Van Dyke said with the population growing and inflation, Alberta's health care network needed the promised 4.5 per cent just to continue to provide its current range of services.
 
FOM says the issue of the lack of a doctors contract is also troubling in light of the province moving forward with family care clinics, something Van Dyke says is of some concern for docs who remain out of the loop in discussions of what those clinics will look like. 

"They've had no say and I know there have been hard feelings between the province and Alberta Medical Association," she said.

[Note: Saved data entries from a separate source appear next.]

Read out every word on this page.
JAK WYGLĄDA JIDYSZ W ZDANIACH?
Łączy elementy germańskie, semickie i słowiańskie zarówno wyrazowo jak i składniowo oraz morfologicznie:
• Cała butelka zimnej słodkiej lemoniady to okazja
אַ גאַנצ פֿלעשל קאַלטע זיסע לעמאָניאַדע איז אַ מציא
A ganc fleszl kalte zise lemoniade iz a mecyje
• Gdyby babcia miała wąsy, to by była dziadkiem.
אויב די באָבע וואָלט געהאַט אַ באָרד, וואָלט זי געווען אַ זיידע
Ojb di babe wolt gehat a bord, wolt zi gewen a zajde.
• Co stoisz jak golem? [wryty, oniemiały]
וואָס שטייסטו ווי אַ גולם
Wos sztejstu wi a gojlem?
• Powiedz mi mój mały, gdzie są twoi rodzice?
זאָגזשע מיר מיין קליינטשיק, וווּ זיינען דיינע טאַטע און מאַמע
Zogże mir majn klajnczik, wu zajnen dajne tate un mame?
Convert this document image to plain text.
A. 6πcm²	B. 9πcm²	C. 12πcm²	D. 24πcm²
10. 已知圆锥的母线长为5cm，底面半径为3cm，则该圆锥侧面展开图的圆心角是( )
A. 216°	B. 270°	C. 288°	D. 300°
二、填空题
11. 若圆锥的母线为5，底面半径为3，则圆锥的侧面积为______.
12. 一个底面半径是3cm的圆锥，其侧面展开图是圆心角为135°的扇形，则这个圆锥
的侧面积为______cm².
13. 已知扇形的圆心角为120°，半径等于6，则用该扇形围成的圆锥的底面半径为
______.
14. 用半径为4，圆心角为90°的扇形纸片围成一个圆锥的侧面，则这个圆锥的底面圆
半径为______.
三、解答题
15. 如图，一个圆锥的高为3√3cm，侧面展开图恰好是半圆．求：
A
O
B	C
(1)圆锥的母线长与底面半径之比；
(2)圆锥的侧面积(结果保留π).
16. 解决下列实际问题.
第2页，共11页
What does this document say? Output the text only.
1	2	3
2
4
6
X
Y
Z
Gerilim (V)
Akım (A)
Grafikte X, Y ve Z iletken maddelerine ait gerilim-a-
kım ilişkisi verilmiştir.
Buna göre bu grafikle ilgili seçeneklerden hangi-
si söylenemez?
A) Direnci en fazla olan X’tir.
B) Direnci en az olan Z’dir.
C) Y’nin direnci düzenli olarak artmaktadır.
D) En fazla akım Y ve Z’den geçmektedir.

"When they say there will be no increase in pay compensation for doctors in this budget, it's a bit of a hostile move." 
It's Alberta Health Services management which should be taking the brunt of the cuts, "and I would hope efficiencies would be found in management areas, not in front-line workers," said Van Dyke. 

"One of the biggest things they failed to address is that they are still continuing to operate the province on an unsustainable revenue resource."

The province needs to look at a return to a progressive income tax, she added.

In total, Budget 2013 will see a $500 million increase in health spending.